Когда из университета в Коимбре рвалась в Лиссабон на практику на телевидение, не слушая мудрого профессора на курсе португальской литературы, уверявшего, что у нее большие способности, что ей надо писать. Писать совсем не то, что ей приходится писать для телевидения.

— Девочка, вы понимаете, в какое время и в какой стране живете?! — полушепотом спрашивал у нее профессор, когда прибежала хвастаться, что их с Луишем берут работать на государственную телестанцию. — При каком режиме? И что вам придется писать?!

Удивилась вопросу. Как это «в какое время, в какой стране»?!

Век двадцатый. Годы шестидесятые. Живет она у себя дома, в Португалии. Режим «Нового государства» Антонио Салазара. Она всю свою жизнь при Салазаре живет. Писать ей придется тексты — для выпусков новостей и для других программ.

Она и писала. Визировала у службиста. Правила. И снова писала, и снова визировала.

Она об этом мечтала?

Губы болят, ладно. Но почему дышать так трудно?

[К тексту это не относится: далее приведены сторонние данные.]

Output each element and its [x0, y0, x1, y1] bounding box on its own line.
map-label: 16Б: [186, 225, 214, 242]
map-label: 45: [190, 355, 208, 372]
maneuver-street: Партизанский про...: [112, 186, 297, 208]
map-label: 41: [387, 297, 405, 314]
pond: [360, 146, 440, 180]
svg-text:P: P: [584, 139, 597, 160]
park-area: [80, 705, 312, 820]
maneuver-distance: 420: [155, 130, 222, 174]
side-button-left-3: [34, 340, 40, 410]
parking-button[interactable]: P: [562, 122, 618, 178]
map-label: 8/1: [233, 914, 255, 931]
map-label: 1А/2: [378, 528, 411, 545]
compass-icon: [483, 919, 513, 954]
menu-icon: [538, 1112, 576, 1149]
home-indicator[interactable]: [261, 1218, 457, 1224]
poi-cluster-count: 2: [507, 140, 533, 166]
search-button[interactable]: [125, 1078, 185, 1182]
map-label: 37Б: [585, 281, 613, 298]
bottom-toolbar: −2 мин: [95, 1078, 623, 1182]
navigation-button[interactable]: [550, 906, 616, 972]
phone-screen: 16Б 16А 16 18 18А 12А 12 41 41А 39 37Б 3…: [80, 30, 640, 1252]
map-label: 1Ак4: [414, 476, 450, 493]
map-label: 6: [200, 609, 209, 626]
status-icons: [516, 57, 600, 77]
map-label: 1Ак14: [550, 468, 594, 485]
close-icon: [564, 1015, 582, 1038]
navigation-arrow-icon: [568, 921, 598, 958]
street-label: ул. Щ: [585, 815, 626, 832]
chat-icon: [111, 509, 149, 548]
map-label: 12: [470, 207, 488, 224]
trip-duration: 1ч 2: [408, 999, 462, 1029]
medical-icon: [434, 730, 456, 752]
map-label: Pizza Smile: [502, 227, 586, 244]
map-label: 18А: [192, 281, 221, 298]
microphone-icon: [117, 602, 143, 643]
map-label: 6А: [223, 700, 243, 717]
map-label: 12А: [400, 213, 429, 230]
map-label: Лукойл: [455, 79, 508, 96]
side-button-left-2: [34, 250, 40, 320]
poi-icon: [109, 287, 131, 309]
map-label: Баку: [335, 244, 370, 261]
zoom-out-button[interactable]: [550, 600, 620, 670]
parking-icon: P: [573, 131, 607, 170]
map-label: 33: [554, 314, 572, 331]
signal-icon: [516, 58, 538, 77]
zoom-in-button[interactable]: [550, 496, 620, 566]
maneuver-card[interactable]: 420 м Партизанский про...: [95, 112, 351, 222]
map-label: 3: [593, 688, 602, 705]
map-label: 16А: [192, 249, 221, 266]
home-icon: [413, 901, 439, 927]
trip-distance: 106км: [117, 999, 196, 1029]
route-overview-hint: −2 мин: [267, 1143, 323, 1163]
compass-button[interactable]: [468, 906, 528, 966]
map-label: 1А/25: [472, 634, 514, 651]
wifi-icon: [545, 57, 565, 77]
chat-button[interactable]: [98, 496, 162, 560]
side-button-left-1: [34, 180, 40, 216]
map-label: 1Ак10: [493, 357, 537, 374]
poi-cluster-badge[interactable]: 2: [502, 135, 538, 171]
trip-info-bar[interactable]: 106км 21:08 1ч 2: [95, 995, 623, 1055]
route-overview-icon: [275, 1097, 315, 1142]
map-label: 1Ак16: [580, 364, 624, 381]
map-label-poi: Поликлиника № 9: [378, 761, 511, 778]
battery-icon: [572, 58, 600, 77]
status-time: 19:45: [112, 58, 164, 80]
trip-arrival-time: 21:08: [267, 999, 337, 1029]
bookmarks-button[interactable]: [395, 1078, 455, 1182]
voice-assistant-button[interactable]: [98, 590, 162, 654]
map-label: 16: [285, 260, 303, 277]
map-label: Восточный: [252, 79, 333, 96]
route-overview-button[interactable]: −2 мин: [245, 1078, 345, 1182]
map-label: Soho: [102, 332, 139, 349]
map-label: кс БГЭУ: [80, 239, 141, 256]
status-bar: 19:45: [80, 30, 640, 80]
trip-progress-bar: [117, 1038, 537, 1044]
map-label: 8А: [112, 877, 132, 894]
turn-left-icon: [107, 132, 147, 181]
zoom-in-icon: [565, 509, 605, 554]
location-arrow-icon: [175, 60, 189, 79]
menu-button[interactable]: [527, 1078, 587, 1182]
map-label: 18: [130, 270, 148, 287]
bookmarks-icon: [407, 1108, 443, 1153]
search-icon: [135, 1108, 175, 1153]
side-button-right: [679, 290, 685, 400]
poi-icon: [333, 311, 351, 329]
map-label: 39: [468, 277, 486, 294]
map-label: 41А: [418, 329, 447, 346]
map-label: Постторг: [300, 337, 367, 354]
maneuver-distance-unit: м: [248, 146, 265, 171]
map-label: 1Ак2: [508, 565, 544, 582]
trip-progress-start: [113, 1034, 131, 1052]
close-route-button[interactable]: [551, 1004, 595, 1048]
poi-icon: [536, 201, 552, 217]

— Луиша с собой не бери, — морщится директор Гонсальвеш. — Его в списках нет. И, — неопределенно разводит руками. — Сама понимаешь…

— Не беру. Знаете же…

— Знаю, не знаю… Мое дело предупредить. Главное, чтобы без скандалов! Государственный прием. Будет весь генералитет. Может, даже Сам… — Директор пальцем показывает неопределенно вверх. — Тебе генерал в перерыве на рекламу ничего не говорил?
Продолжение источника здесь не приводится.